Чтобы увериться в собственной правоте, я нанес им визит и коварно выспрашивал, что они сами думают о своей манере. Как мне и мечталось, они поглядели на меня с удивлением и отвечали: мы играем "Жизнь человека" Леонида Андреева в декорациях Обри Бердсли, мы играем Метерлинка, мы играем "Гамлета" в постановке Гордона Крэга, Станиславский в Московском камерном театре ставит пьесы в стилизованных декорациях, - мы играем каждую пьесу так, как того требует ее суть. Я уверен, что точно так же, как они приподнимают над реальностью пьесы, являющиеся плохим подражанием действительности, пьесы фантастического содержания они превратили бы в сбивающую с толку реальность.

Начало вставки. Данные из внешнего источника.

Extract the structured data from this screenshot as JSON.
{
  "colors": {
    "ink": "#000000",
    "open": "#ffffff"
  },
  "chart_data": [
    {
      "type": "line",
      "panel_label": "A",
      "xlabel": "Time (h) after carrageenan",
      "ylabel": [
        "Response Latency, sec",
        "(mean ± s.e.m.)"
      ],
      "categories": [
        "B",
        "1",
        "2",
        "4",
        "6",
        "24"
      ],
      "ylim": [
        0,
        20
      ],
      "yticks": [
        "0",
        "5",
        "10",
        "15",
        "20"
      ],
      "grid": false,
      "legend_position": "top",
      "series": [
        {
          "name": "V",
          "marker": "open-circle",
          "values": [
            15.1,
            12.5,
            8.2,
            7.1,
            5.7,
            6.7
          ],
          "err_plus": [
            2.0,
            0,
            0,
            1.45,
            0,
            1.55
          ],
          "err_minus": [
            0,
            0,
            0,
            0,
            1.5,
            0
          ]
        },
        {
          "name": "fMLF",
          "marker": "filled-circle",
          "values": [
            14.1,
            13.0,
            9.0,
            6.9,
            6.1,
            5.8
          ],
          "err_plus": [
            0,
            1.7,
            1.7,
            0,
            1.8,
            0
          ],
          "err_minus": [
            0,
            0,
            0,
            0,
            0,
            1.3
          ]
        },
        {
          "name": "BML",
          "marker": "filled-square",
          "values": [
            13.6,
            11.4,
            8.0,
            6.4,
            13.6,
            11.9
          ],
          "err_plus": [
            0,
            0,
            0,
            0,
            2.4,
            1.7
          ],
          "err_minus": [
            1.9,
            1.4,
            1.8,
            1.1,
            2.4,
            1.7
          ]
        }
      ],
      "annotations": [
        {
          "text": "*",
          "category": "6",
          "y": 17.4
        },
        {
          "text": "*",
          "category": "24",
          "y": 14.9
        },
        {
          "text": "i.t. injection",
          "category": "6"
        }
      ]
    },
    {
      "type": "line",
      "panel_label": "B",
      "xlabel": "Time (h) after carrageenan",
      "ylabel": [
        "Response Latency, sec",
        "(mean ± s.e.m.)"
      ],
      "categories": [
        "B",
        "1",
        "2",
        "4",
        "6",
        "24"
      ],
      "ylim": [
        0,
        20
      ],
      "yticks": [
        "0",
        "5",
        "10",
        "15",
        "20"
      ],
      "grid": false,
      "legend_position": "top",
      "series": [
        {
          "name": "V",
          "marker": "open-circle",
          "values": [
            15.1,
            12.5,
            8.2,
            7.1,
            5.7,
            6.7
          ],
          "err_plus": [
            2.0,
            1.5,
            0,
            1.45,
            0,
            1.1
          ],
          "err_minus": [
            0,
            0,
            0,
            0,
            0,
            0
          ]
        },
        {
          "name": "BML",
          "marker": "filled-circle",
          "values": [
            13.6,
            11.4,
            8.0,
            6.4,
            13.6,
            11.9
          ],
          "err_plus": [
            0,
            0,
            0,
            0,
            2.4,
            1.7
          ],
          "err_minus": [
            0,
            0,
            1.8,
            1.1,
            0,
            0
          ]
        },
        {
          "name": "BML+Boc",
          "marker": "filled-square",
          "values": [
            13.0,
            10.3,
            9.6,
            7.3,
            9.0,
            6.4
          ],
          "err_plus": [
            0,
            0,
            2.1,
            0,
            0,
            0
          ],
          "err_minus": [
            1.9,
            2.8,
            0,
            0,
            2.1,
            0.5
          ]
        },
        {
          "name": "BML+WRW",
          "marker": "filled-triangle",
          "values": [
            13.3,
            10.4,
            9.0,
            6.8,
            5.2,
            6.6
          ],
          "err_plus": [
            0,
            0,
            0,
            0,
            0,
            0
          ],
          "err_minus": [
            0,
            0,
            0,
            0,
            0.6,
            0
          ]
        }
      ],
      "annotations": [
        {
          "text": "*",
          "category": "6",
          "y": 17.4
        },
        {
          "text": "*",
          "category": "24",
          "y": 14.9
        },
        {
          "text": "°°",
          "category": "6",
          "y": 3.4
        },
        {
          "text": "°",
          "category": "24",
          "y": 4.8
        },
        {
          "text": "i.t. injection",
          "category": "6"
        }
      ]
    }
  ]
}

Потому что материальность действия они подчиняют духу. Если я правильно слышал, случается, что над одной пьесой они работают три года (писатель Немирович-Данченко ответствен за дух, волшебник Станиславский руководит ансамблем). Такое положение представляется мне совершенно естественным, этому следовало бы поучиться нашим театральным деятелям, ставящим спектакль за три месяца. Не так уж трудно иметь идеи, а в суматохе наших дней впечатлительная душа может обрести любой облик; и если этому астральному телу сшить на живую нитку платье (по возможности модное и хорошо сидящее), то вот уже и готово произведение искусства. Но это не есть произведение в смысле той внутренней цельности, которую Гете назвал бесконечной и неисчерпаемой. Она возникает лишь тогда - пусть это не кажется парадоксом, когда в произведение вложена вся душа поэта без остатка, когда душа так воплотилась в нем, что почти не в состоянии узнать себя, почти не в состоянии владеть им и ощущает, что творение противостоит ей в неумолимой завершенности как вторая натура. На самом деле нет ничего естественнее этого парадокса. Ведь тот, кто истинный художник, а не ремесленник, воплощает не свои идеи, но свою единственнейшую идею, свое представление о мире, свои претензии и намерения относительно этого мира. И в той же степени, в какой труды и борьба всей его жизни больше какого-нибудь одного мига, в той же самой степени невозможно вместить их величие и многообразие в единый миг, дописанное до конца произведение в момент его завершения скроет творца подобно тому, как пышная крона скрывает ствол дерева. - Пожалуй, это все не для газеты. Но тем не менее для нее. Почти полное отсутствие такой доскональности - одна из причин того, что смена модных течений в искусстве походит на галопирующую чахотку, а получившая подобное воспитание публика следит за гонками борзописцев с позиций самих борзописцев.